Monday, April 14, 2008

The Wall Street Journal's Take On the Coal Plant in Western Kansas

The Wall Street Journal editorial page has weighed in on the state's decision to deny the Sunflower Electric Cooperative to build a coal plant in Western Kansas. Listen to Joe Rago editorial writer for the Journal:

Wednesday, April 09, 2008

America's Inflation Slayer: the Dollar Crisis? "We're in it."

Paul Volker tells us what no one is willing to say, least of all at the Fed: there is a run on the dollar. The editors of the Wall Street Journal agree: "Mr. Volcker, a former Fed chief, has a well-earned reputation for straight talk, but there is always strong institutional pressure not to second-guess one's successors at a place like the Federal Reserve. This makes his speech to the Economic Club of New York all the more remarkable for the sharp questions he raised about inflation, Fed independence and moral hazard."

In that speech, Mr. Volker, who defeated double digit inflation in the U.S. during his chairmanship from 1979 to 1987, was asked whether he was still predicting a dollar crisis. He responded, "You don't have to predict it. We're in it."

The Journal's editors put this in context: "On the dollar, Mr. Volcker's blunt talk of crisis is a welcome tonic to the devaluationist consensus that now dominates Washington. The world has been staging a run on the greenback, with damaging results if it continues. Mr. Volcker noted that when "concerns about recession are rife," the central bank will be tempted to "subordinate the fundamental need to maintain a reliable currency" to the impulse to shore up a flagging economy.

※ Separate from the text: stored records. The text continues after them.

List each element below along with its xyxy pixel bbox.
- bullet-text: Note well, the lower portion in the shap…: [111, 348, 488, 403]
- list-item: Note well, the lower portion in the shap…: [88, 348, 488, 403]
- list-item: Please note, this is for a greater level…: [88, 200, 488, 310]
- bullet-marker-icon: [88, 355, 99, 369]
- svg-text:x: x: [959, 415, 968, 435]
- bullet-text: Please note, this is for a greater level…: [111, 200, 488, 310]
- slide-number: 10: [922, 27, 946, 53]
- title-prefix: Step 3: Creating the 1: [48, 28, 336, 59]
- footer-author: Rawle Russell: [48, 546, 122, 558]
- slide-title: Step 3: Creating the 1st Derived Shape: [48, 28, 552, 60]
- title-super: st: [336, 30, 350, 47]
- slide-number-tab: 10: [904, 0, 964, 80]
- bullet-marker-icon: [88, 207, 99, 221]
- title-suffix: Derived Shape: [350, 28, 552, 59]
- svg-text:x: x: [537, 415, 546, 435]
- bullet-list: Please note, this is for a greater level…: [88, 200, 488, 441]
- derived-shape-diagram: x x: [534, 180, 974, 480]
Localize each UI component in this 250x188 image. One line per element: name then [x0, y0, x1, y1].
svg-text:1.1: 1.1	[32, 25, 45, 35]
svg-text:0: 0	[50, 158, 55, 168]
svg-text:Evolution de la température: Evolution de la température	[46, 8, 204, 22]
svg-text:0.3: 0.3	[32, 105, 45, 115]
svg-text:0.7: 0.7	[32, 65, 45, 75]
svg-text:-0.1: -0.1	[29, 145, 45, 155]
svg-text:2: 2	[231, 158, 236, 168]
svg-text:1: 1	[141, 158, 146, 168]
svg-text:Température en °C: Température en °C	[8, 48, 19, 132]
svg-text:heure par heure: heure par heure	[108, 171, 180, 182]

The danger is that you lose both battles, as the U.S. did in the 1970s, and wind up with stagflation."

Having paid such a price to kill the dragon of inflation that debilitated the U.S. economy in the 1970s, it would be tragic to resurrect that monster today.

Dreamliner Delayed

John Flowers in the Wall Street Journal tells us that "Boeing Inc. announced another delay in delivery of its much troubled 787 Dreamliner, which has experienced a series of setbacks caused largely by work that had to be done on the final assembly line after it wasn't handled at supplier factories as planned.

The carrier said first flight now won't take place until the fourth quarter, not the most-recent target of the second quarter. First delivery has also been pushed back some six months to the third quarter of 2009 instead of first quarter. That schedule now targets approximately 25 deliveries in 2009, down from October's 109. The company didn't update the forecast in January, when it pushed back 787 targets.

"

Monday, April 07, 2008

In the Financial Times, Charles Wyplosz, a professor of economics at the Graduate Institute in Geneva, argued that the U.S. Federal Reserve is overreacting and using tools that will not achieve its goals. Specifically, "If Mr Trichet thinks the US Federal Reserve is overreacting, he has a point. Economic conditions surely call for medicine, but the speed and scope of monetary easing is unheard of.

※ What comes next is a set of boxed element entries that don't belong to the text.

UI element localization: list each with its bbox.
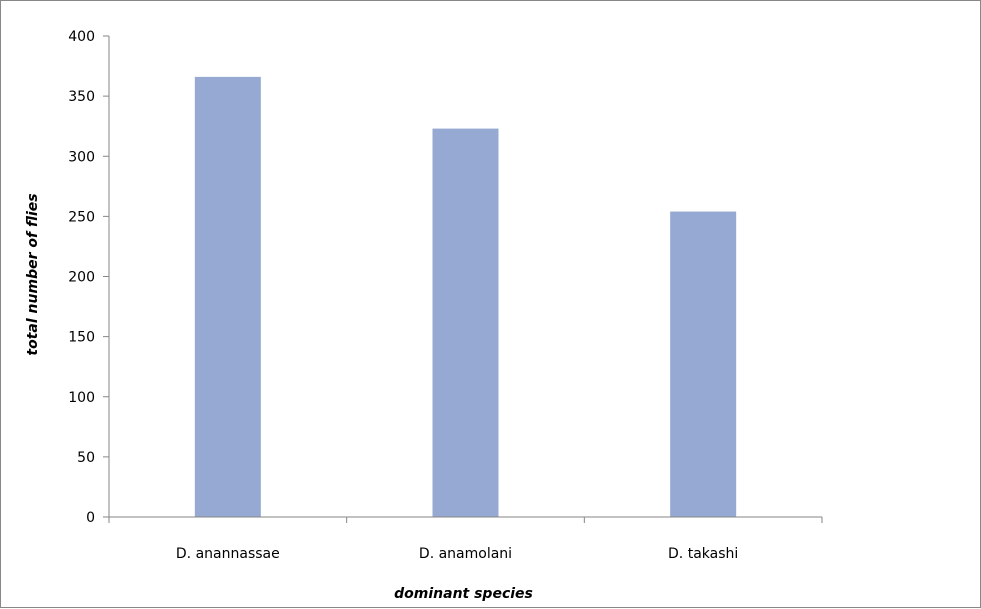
y-tick-label: 50 xyxy=(77,450,95,466)
bars xyxy=(194,76,737,517)
y-tick-label: 0 xyxy=(86,510,95,526)
x-axis-title: dominant species xyxy=(394,586,533,602)
y-tick-label: 200 xyxy=(68,270,95,286)
x-tick-label: D. takashi xyxy=(668,546,738,562)
y-tick-label: 250 xyxy=(68,209,95,225)
x-tick-label: D. anamolani xyxy=(419,546,512,562)
y-tick-label: 350 xyxy=(68,89,95,105)
x-axis-ticks: D. anannassae D. anamolani D. takashi xyxy=(108,517,823,562)
bar-1 xyxy=(194,76,261,517)
y-tick-label: 400 xyxy=(68,29,95,45)
y-tick-label: 150 xyxy=(68,330,95,346)
bar-3 xyxy=(670,211,737,517)
y-axis-ticks: 0 50 100 150 200 250 300 350 400 xyxy=(68,29,109,526)
y-axis-title: total number of flies xyxy=(25,193,41,355)
bar-2 xyxy=(432,128,499,517)
y-tick-label: 300 xyxy=(68,149,95,165)
x-tick-label: D. anannassae xyxy=(176,546,280,562)
y-tick-label: 100 xyxy=(68,390,95,406)
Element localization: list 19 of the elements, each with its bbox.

"More worrisome is that it may not be the right medicine. One ill is the bursting of the housing bubble, which is partly the consequence of the subprime folly of past years. Driving the interest rate to the floor will not solve the problem.

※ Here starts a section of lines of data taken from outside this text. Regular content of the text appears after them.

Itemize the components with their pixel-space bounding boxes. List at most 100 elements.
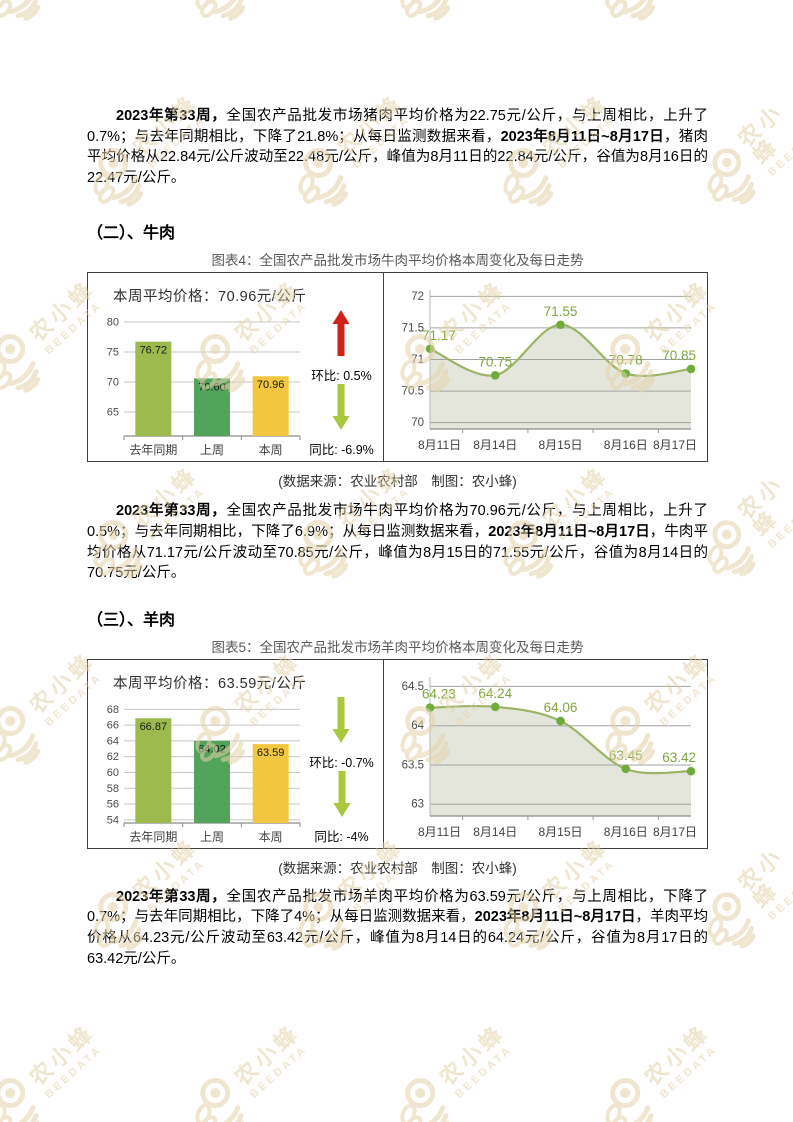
- x-axis-date-label: 8月14日: [473, 438, 517, 452]
- lamb-line-panel: 63 63.5 64 64.5 64.23 8月11日 64.24 8月14日 64.06 8月1…: [384, 660, 707, 848]
- lamb-summary-paragraph: 2023年第33周，全国农产品批发市场羊肉平均价格为63.59元/公斤，与上周相…: [87, 887, 708, 969]
- indicator-label: 环比:: [309, 755, 342, 770]
- y-axis-tick-label: 70: [107, 377, 119, 389]
- x-axis-date-label: 8月15日: [538, 825, 582, 839]
- indicator-text: 环比: -0.7%: [309, 752, 374, 771]
- point-value-label: 71.17: [422, 328, 456, 343]
- indicator-label: 同比:: [314, 829, 347, 844]
- up-arrow-icon: [332, 310, 350, 357]
- x-axis-category-label: 去年同期: [129, 830, 177, 844]
- watermark-subtext: BEEDATA: [0, 484, 3, 543]
- bee-logo-icon: [0, 334, 41, 393]
- data-point-marker: [620, 369, 630, 379]
- x-axis-date-label: 8月17日: [652, 438, 696, 452]
- data-point-marker: [490, 702, 500, 711]
- y-axis-tick-label: 70: [411, 418, 424, 430]
- section-beef: （二）、牛肉 图表4：全国农产品批发市场牛肉平均价格本周变化及每日走势 本周平均…: [87, 219, 708, 583]
- watermark-text-block: 农小蜂 BEEDATA: [732, 456, 793, 551]
- watermark-text-block: 农小蜂 BEEDATA: [229, 1019, 314, 1100]
- x-axis-date-label: 8月17日: [652, 825, 696, 839]
- bar-value-label: 70.96: [257, 380, 285, 392]
- bar-value-label: 70.60: [198, 382, 226, 394]
- indicator-value: -0.7%: [341, 755, 374, 770]
- watermark-brand-text: 农小蜂: [732, 470, 789, 540]
- watermark-text-block: 农小蜂 BEEDATA: [24, 1019, 109, 1101]
- watermark-text-block: 农小蜂 BEEDATA: [0, 91, 7, 170]
- watermark-subtext: BEEDATA: [42, 1042, 105, 1101]
- y-axis-tick-label: 66: [107, 719, 119, 731]
- figure4-caption: 图表4：全国农产品批发市场牛肉平均价格本周变化及每日走势: [211, 253, 584, 269]
- beef-bar-row: 65 70 75 80 76.72 去年同期 70.60 上周 70.96 本周 环比: 0.5%…: [98, 308, 381, 468]
- bee-logo-icon: [0, 0, 41, 21]
- x-axis-category-label: 去年同期: [129, 443, 177, 457]
- beef-bar-panel: 本周平均价格：70.96元/公斤 65 70 75 80 76.72 去年同期 70.60 上…: [88, 273, 384, 462]
- x-axis-date-label: 8月15日: [538, 438, 582, 452]
- text-run: 全国农产品批发市场羊肉平均价格为63.59元/公斤，与上周相比，下降了0.7%；…: [87, 888, 709, 926]
- watermark-text-block: 农小蜂 BEEDATA: [434, 1019, 519, 1101]
- lamb-bar-row: 54 56 58 60 62 64 66 68 66.87 去年同期 64.02 上周 63.59 本周 …: [98, 695, 381, 855]
- watermark-subtext: BEEDATA: [452, 1042, 515, 1101]
- bar-value-label: 66.87: [140, 721, 168, 733]
- indicator: 同比: -6.9%: [309, 384, 374, 458]
- point-value-label: 70.85: [662, 348, 696, 363]
- watermark-brand-text: 农小蜂: [229, 1019, 305, 1091]
- point-value-label: 64.06: [543, 700, 577, 715]
- section-lamb: （三）、羊肉 图表5：全国农产品批发市场羊肉平均价格本周变化及每日走势 本周平均…: [87, 606, 708, 969]
- bold-text-run: 2023年第33周，: [116, 888, 227, 905]
- point-value-label: 64.23: [422, 686, 456, 701]
- bar-value-label: 76.72: [140, 345, 168, 357]
- x-axis-date-label: 8月11日: [418, 825, 461, 839]
- bold-text-run: 2023年8月11日~8月17日: [474, 909, 636, 926]
- bold-text-run: 2023年8月11日~8月17日: [488, 523, 650, 540]
- text-run: 全国农产品批发市场牛肉平均价格为70.96元/公斤，与上周相比，上升了0.5%；…: [87, 503, 709, 540]
- watermark-subtext: BEEDATA: [765, 492, 793, 551]
- watermark-subtext: BEEDATA: [0, 856, 3, 915]
- x-axis-category-label: 上周: [200, 443, 224, 457]
- bar: [252, 376, 289, 437]
- indicator-value: -4%: [346, 829, 369, 844]
- watermark-subtext: BEEDATA: [657, 1042, 720, 1101]
- data-point-marker: [686, 766, 695, 776]
- beef-summary-paragraph: 2023年第33周，全国农产品批发市场牛肉平均价格为70.96元/公斤，与上周相…: [87, 501, 708, 583]
- indicator: 同比: -4%: [314, 770, 369, 845]
- watermark-text-block: 农小蜂 BEEDATA: [639, 1019, 724, 1101]
- data-point-marker: [555, 320, 565, 330]
- bee-logo-icon: [0, 1078, 41, 1122]
- watermark-brand-text: 农小蜂: [434, 1019, 510, 1091]
- watermark: 农小蜂 BEEDATA: [177, 1011, 322, 1122]
- watermark-text-block: 农小蜂 BEEDATA: [733, 828, 793, 923]
- indicator-text: 同比: -4%: [314, 826, 368, 845]
- indicator-value: -6.9%: [341, 443, 374, 458]
- watermark-text-block: 农小蜂 BEEDATA: [0, 463, 7, 543]
- beef-bar-chart-title: 本周平均价格：70.96元/公斤: [113, 289, 307, 306]
- y-axis-tick-label: 71.5: [401, 323, 423, 335]
- data-point-marker: [686, 365, 695, 374]
- watermark: 农小蜂 BEEDATA: [382, 1011, 527, 1122]
- lamb-bar-chart-title: 本周平均价格：63.59元/公斤: [113, 675, 307, 692]
- point-value-label: 64.24: [478, 686, 512, 701]
- bold-text-run: 2023年第33周，: [116, 108, 227, 124]
- watermark-brand-text: 农小蜂: [24, 1019, 100, 1091]
- point-value-label: 63.45: [608, 748, 642, 763]
- lamb-bar-panel: 本周平均价格：63.59元/公斤 54 56 58 60 62 64 66 68 66.87 去年…: [88, 659, 384, 848]
- indicator: 环比: -0.7%: [309, 696, 374, 771]
- y-axis-tick-label: 72: [411, 291, 424, 303]
- beef-section-heading: （二）、牛肉: [87, 225, 176, 243]
- page-content: 2023年第33周，全国农产品批发市场猪肉平均价格为22.75元/公斤，与上周相…: [87, 0, 708, 969]
- figure5: 本周平均价格：63.59元/公斤 54 56 58 60 62 64 66 68 66.87 去年…: [87, 658, 708, 849]
- lamb-bar-chart: 54 56 58 60 62 64 66 68 66.87 去年同期 64.02 上周 63.59 本周: [107, 704, 301, 844]
- watermark: 农小蜂 BEEDATA: [0, 825, 15, 964]
- down-arrow-icon: [332, 696, 350, 743]
- x-axis-category-label: 本周: [259, 443, 283, 457]
- area-fill: [429, 705, 691, 816]
- bar-value-label: 64.02: [198, 743, 226, 755]
- x-axis-category-label: 上周: [200, 830, 224, 844]
- bee-logo-icon: [195, 1078, 246, 1122]
- y-axis-tick-label: 64.5: [401, 681, 423, 693]
- bee-logo-icon: [605, 1078, 656, 1122]
- y-axis-tick-label: 64: [411, 720, 424, 732]
- watermark-subtext: BEEDATA: [765, 864, 793, 923]
- figure4: 本周平均价格：70.96元/公斤 65 70 75 80 76.72 去年同期 70.60 上…: [87, 272, 708, 463]
- y-axis-tick-label: 58: [107, 783, 119, 795]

"Another ill is the continuing difficulty faced by banks as a consequence of reckless lending and poor investment judgment. The rebound of anxiety in the past few days amply demonstrates that massive easing of monetary policy is not working.

"The banking problem calls for surgical treatment, not interest rate Band-Aids. Certainly, surgery may result in bank failures. The time for administering painkillers will come after the operation, not before. Right now, the Fed is delaying the day of reckoning and, in the process, exporting the US’s problems by adopting policies that, intentionally or not, weaken the dollar."


Read Professor Wyplosz's complete commentary.

Friday, April 04, 2008

The March Employment Report Confirms We are in a National Economic Recession



The unemployment rate is up to 5.1 percent. America's payrolls fell by 80,000 jobs from February. The evidence is building that we are in a recession.


Wichita's job market continues to diverge from the nation's. Earlier this week, the Bureau of Labor Statistics reported that our unemployment rate declined to 3.8 percent in February.